Posted 2012-February-24, 09:50
Very interesting Hand.
I think the following works (didn't read what the others wrote, so pardon me if there is a repeat). (EDIT: I see Hanoi and Fred have a similar line).
Win the club, spade to K, cash heart A, Diamond K,Q and then A. Then play clubs throwing 3 hearts. Play heart K throwing the diamond (if not a winner already).
Basically, we have cashed our winners in clubs, diamonds and hearts, one spade for 10 tricks and are left with QT9 in North opposite Axx in hand.
At this point, I claim that we have enough information to play spades correctly.
This is how I tried to prove it without a (more)cumbersome case analysis:
There are 21 cards of clubs+diamonds+hearts outstanding, and so at least one of the opponents must have 10 or more cards in those three. That opponent cannot be the one who holds four spades.

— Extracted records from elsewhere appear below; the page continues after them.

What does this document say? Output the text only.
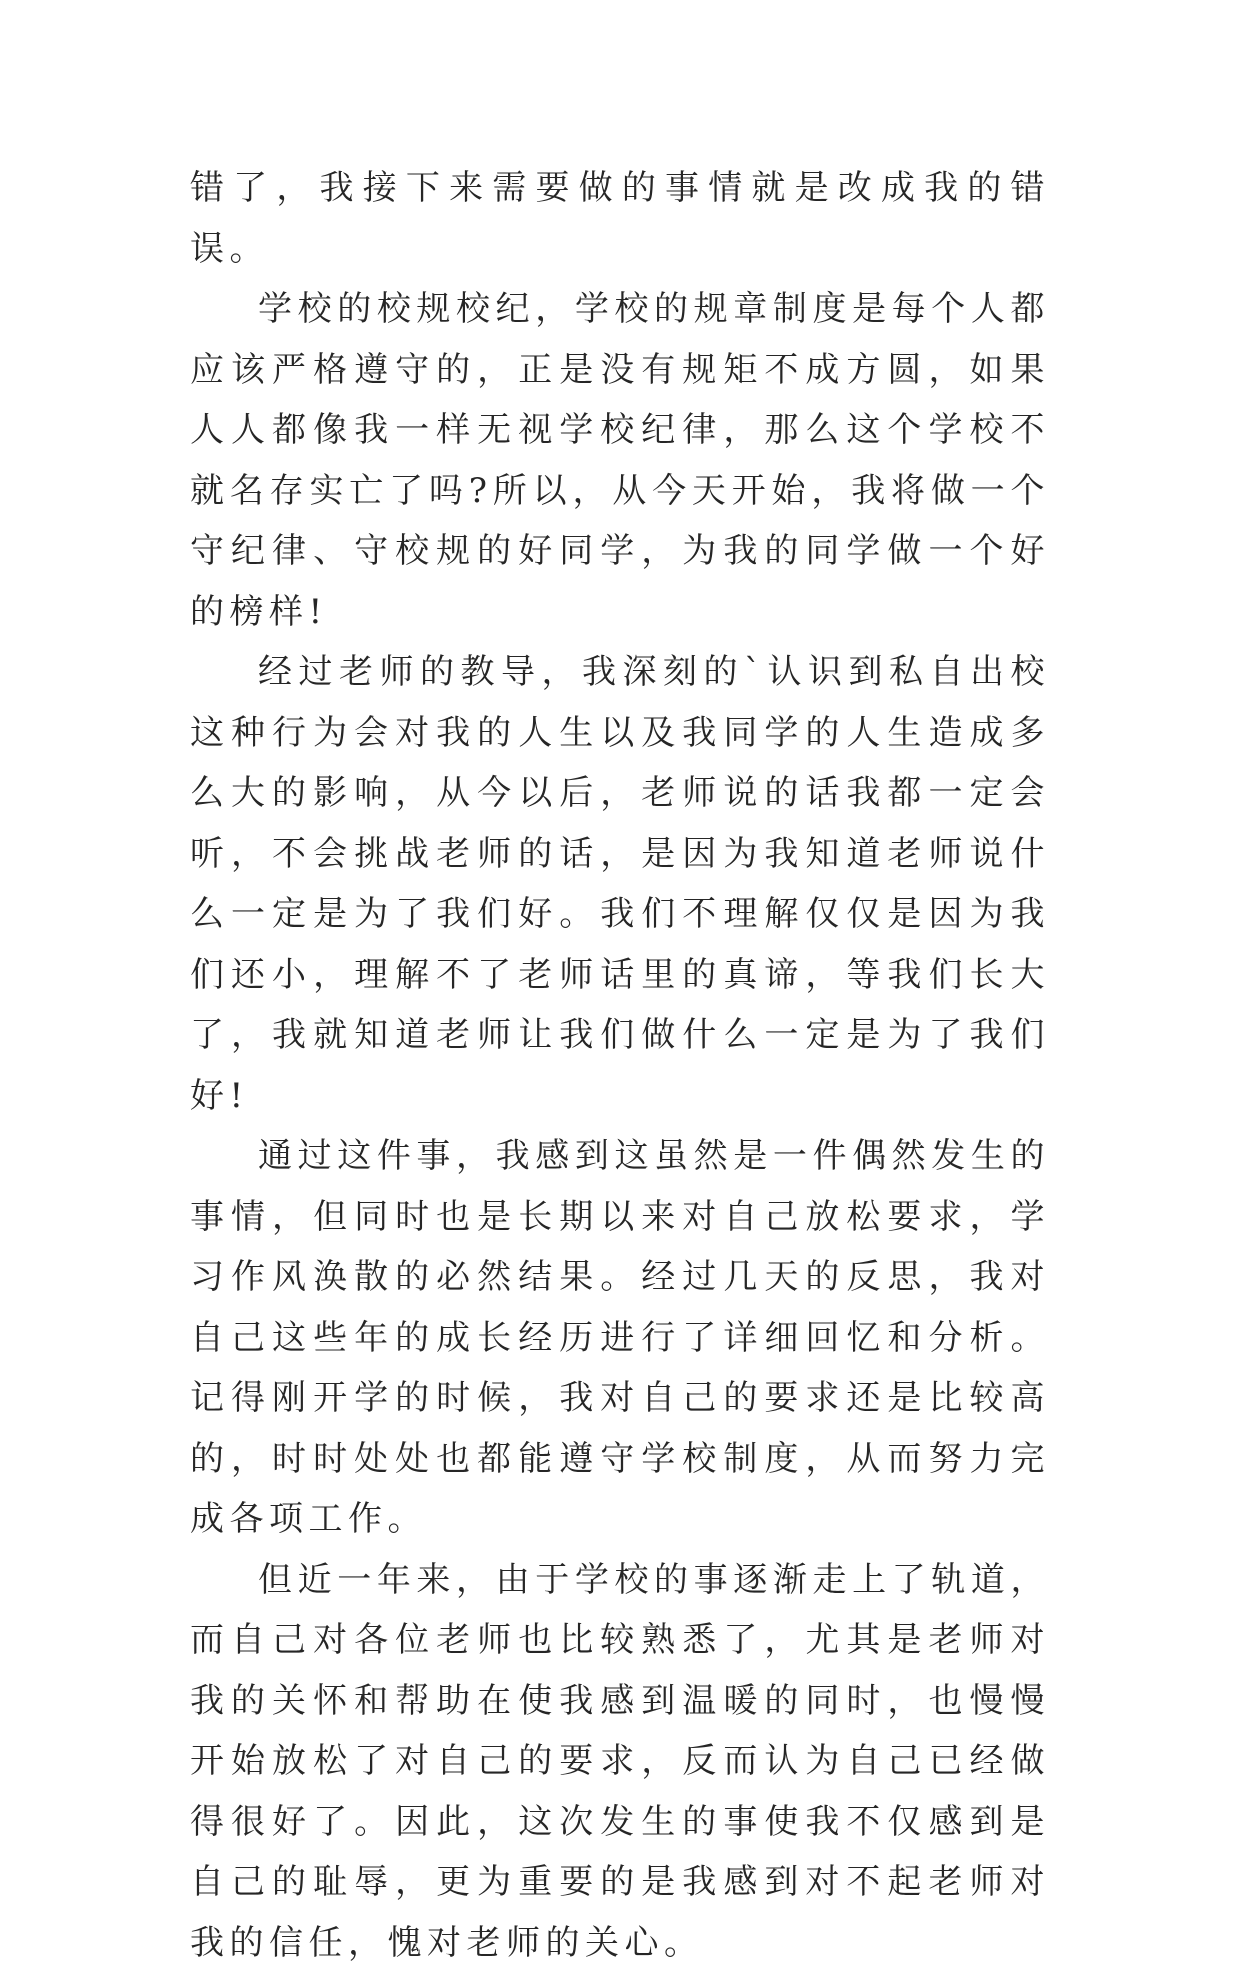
错了，我接下来需要做的事情就是改成我的错误。

学校的校规校纪，学校的规章制度是每个人都应该严格遵守的，正是没有规矩不成方圆，如果人人都像我一样无视学校纪律，那么这个学校不就名存实亡了吗?所以，从今天开始，我将做一个守纪律、守校规的好同学，为我的同学做一个好的榜样!

经过老师的教导，我深刻的`认识到私自出校这种行为会对我的人生以及我同学的人生造成多么大的影响，从今以后，老师说的话我都一定会听，不会挑战老师的话，是因为我知道老师说什么一定是为了我们好。我们不理解仅仅是因为我们还小，理解不了老师话里的真谛，等我们长大了，我就知道老师让我们做什么一定是为了我们好!

通过这件事，我感到这虽然是一件偶然发生的事情，但同时也是长期以来对自己放松要求，学习作风涣散的必然结果。经过几天的反思，我对自己这些年的成长经历进行了详细回忆和分析。记得刚开学的时候，我对自己的要求还是比较高的，时时处处也都能遵守学校制度，从而努力完成各项工作。

但近一年来，由于学校的事逐渐走上了轨道，而自己对各位老师也比较熟悉了，尤其是老师对我的关怀和帮助在使我感到温暖的同时，也慢慢开始放松了对自己的要求，反而认为自己已经做得很好了。因此，这次发生的事使我不仅感到是自己的耻辱，更为重要的是我感到对不起老师对我的信任，愧对老师的关心。
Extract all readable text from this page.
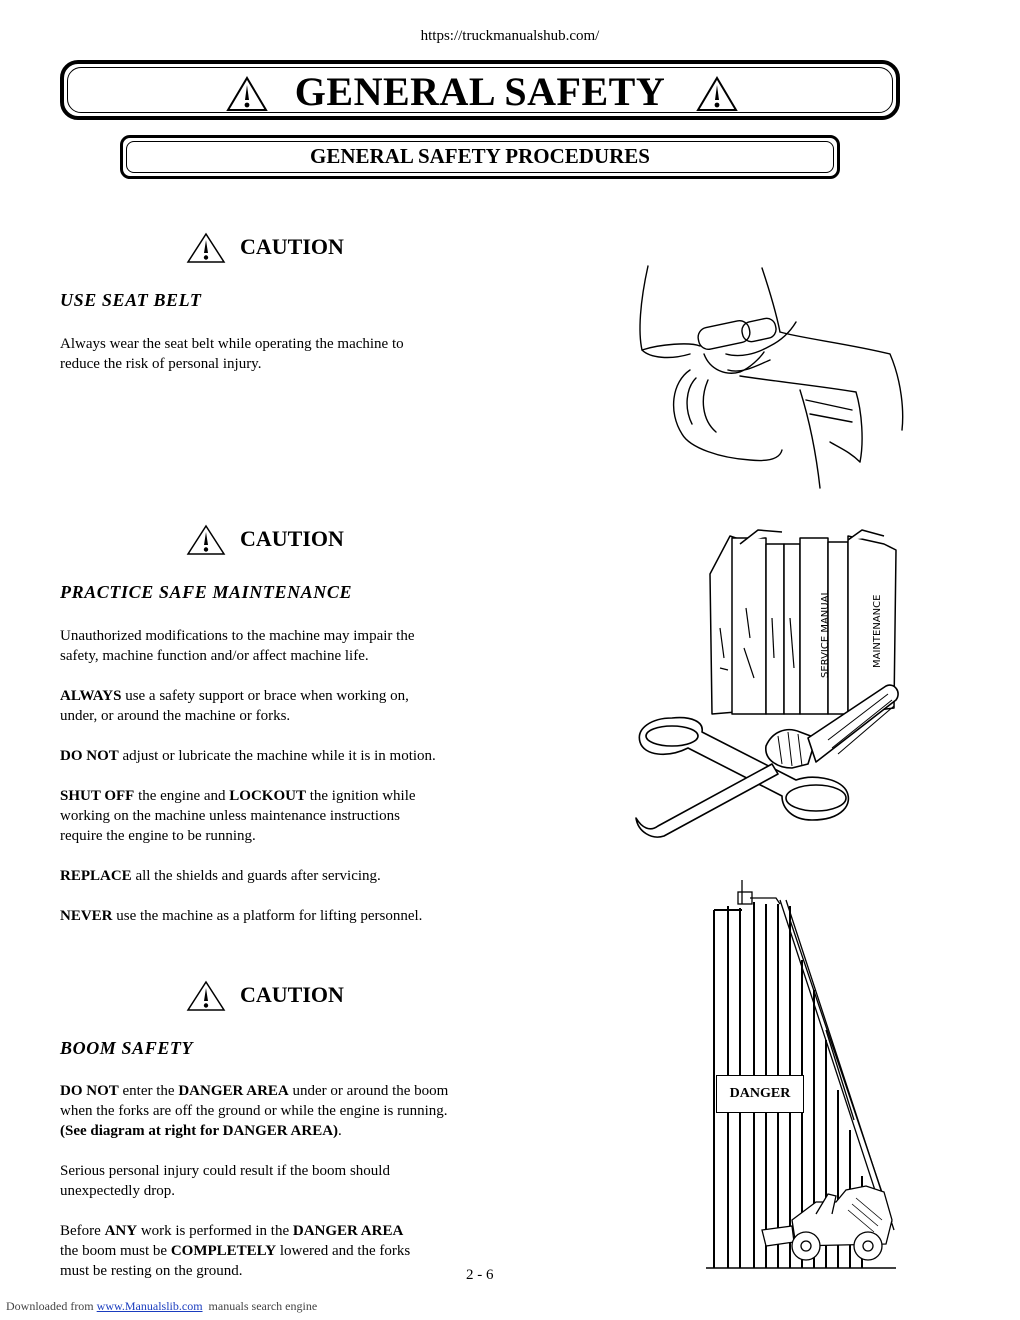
https://truckmanualshub.com/
GENERAL SAFETY
GENERAL SAFETY PROCEDURES
CAUTION
USE SEAT BELT

Always wear the seat belt while operating the machine to

reduce the risk of personal injury.

CAUTION
PRACTICE SAFE MAINTENANCE

Unauthorized modifications to the machine may impair the

safety, machine function and/or affect machine life.

ALWAYS use a safety support or brace when working on,

under, or around the machine or forks.

DO NOT adjust or lubricate the machine while it is in motion.

SHUT OFF the engine and LOCKOUT the ignition while

working on the machine unless maintenance instructions

require the engine to be running.

REPLACE all the shields and guards after servicing.

NEVER use the machine as a platform for lifting personnel.

CAUTION
BOOM SAFETY

DO NOT enter the DANGER AREA under or around the boom

when the forks are off the ground or while the engine is running.

(See diagram at right for DANGER AREA).

Serious personal injury could result if the boom should

unexpectedly drop.

Before ANY work is performed in the DANGER AREA

the boom must be COMPLETELY lowered and the forks

must be resting on the ground.

SERVICE MANUAL	MAINTENANCE
DANGER
2 - 6
Downloaded from www.Manualslib.com  manuals search engine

Now, if we know how the clubs, diamonds and heart suits split, we will have a perfect count of the hand and know exactly which (second) spade honour to cash(first being the K or Q in North) and who to finesse.
Thus, let us assume for the moment that there is no singleton heart about, and each has at least two hearts. We play the heart AK, so we can confirm that.
The diamond and club suits are such that by playing 3 rounds of diamonds and 4 rounds of clubs, we will exactly know how they split. Now there are 14 clubs and diamonds outstanding. So, if any opponent has at least 8 or more of the minors, then that person has at least 10 cards in minors+hearts, and so we can guess spades.
So assume each person has exactly 7 cards in the minors.
Now consider the guy with 4 or more diamonds (if they split 3-3, the T will be a winner). Since the only problem case is when he has exactly 7 cards in the minors, he has 3 or less clubs.
On the last club, he cannot un-guard the diamond stopper (we haven't cashed diamonds yet) and is forced to throw a heart (if he throws a spade, we are done).
Now when we cash the heart K on trick 10, if he throws a diamond, then we know how the hearts split, and have an exact count.
So we can assume he follows to the heart K. Thus he will have at least 3 hearts and exactly 7 cards in the minors so no more than 3 spades. We know how to play spades in that case.